I was probably doomed from the get-go. My father was totally white-headed by the time I was a toddler; I don’t recall him ever having a color on his head, despite all the Grecian Formula he was using (now I realize this stuff is like self-tanner for the hair; I am definitely my father’s child). I was apparently not sharp enough to grasp that my mom colored her hair regularly; I just thought she had dark brown hair that grew fast enough to need a cut once every three weeks. And her sister, my Aunt Myrtle, had lost all her color by the time she was 25, according to family legend (although I will totally take that genetic bequest, if it’s part of a package deal; Myrtle is 100 years old and still drinks Guinness, loves candy and watches sports nonstop).

By the time I was in my early twenties, my natural chestnut-brown had begun to fade, and for a brief, shining moment, this worked for me; all of the colors within the spectrum of human hair color lived together in peace on my cranium at once. I remember a trip to Worlds of Fun with a boy I was goo-goo over, and him sitting behind me on the Viking’s Voyager and telling me how beautiful my hair was; “It’s every color in the world!”

This lasted, like, a year. Tops.

Then, it was a matter of coming to terms with the idea of coloring it every 4-6 weeks for the rest of my life. No problem. Except it costs how much? Okay, I’ll learn to do it myself. And don’t forget not to dye it green by accident, the day before being a bridesmaid! Or get busy and go a couple weeks too long between dye jobs, unless I feel like rocking a skunk ‘do. And forget about having long hair anymore; soaking it in chemicals that regularly is not exactly conducive to glorious long locks, I do not care what Sarah Jessica Parker says to the contrary. And God help you if you want to flat-iron or curl it.

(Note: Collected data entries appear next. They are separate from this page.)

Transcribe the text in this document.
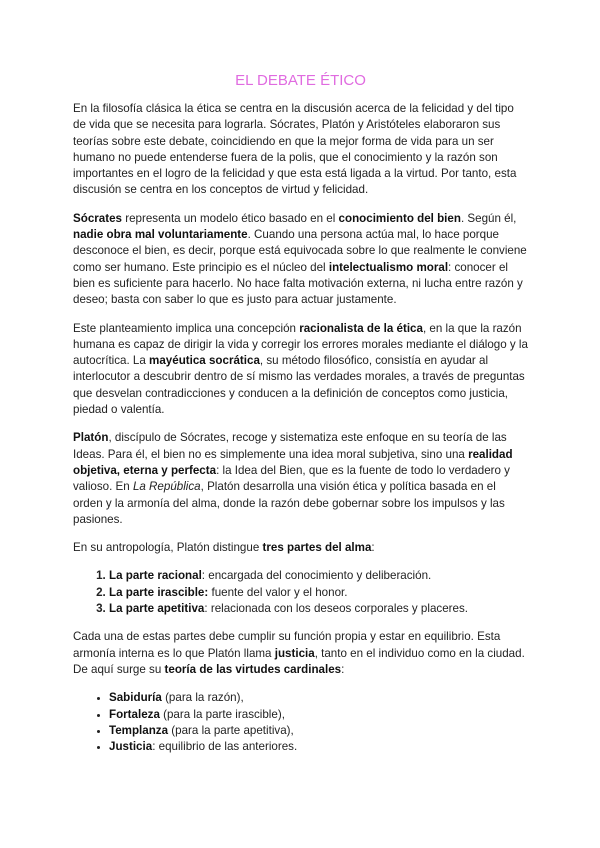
EL DEBATE ÉTICO

En la filosofía clásica la ética se centra en la discusión acerca de la felicidad y del tipo de vida que se necesita para lograrla. Sócrates, Platón y Aristóteles elaboraron sus teorías sobre este debate, coincidiendo en que la mejor forma de vida para un ser humano no puede entenderse fuera de la polis, que el conocimiento y la razón son importantes en el logro de la felicidad y que esta está ligada a la virtud. Por tanto, esta discusión se centra en los conceptos de virtud y felicidad.

Sócrates representa un modelo ético basado en el conocimiento del bien. Según él, nadie obra mal voluntariamente. Cuando una persona actúa mal, lo hace porque desconoce el bien, es decir, porque está equivocada sobre lo que realmente le conviene como ser humano. Este principio es el núcleo del intelectualismo moral: conocer el bien es suficiente para hacerlo. No hace falta motivación externa, ni lucha entre razón y deseo; basta con saber lo que es justo para actuar justamente.

Este planteamiento implica una concepción racionalista de la ética, en la que la razón humana es capaz de dirigir la vida y corregir los errores morales mediante el diálogo y la autocrítica. La mayéutica socrática, su método filosófico, consistía en ayudar al interlocutor a descubrir dentro de sí mismo las verdades morales, a través de preguntas que desvelan contradicciones y conducen a la definición de conceptos como justicia, piedad o valentía.

Platón, discípulo de Sócrates, recoge y sistematiza este enfoque en su teoría de las Ideas. Para él, el bien no es simplemente una idea moral subjetiva, sino una realidad objetiva, eterna y perfecta: la Idea del Bien, que es la fuente de todo lo verdadero y valioso. En La República, Platón desarrolla una visión ética y política basada en el orden y la armonía del alma, donde la razón debe gobernar sobre los impulsos y las pasiones.

En su antropología, Platón distingue tres partes del alma:

1. La parte racional: encargada del conocimiento y deliberación.
2. La parte irascible: fuente del valor y el honor.
3. La parte apetitiva: relacionada con los deseos corporales y placeres.

Cada una de estas partes debe cumplir su función propia y estar en equilibrio. Esta armonía interna es lo que Platón llama justicia, tanto en el individuo como en la ciudad. De aquí surge su teoría de las virtudes cardinales:

• Sabiduría (para la razón),
• Fortaleza (para la parte irascible),
• Templanza (para la parte apetitiva),
• Justicia: equilibrio de las anteriores.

Face it, sad sack; you got one option. Short and wavy. Shut up and deal.

I love it when I tell people how gray I am naturally; it serves to find out lots of interesting information about them that I may or may not have cared to know.

Like, how out of touch with reality are they? JD’s father once told me he likes “the natural look, with that streak of gray in front.” This from the man who told JD “You’re such a talented singer; why don’t you just get a record contract?”

Oh, how I wish it were that simple, like growing a silver racing stripe framing my face, a la Stacy London. No, no, no. It’s like this:

Only with gray Play-Doh. And slightly less facial hair.

Listen, if I were lucky enough to have been born with olive skin and brown eyes, I might be okay with letting go and letting it do its thing. Or if it grew in all luminous and silver. But alas; as y'all should know by now, I am completely devoid of natural coloring of any kind. If the hair were white, too, I'm afraid I might look like the Headless Horseman. I'm already scary enough to children, aren't I?

So let the old girl have her last few years of vanity, please? I'll look like Ed Asner soon enough.

I'm interested to know what my readers plan on doing with the impending gray? Are you ballsy enough to go for the full monty?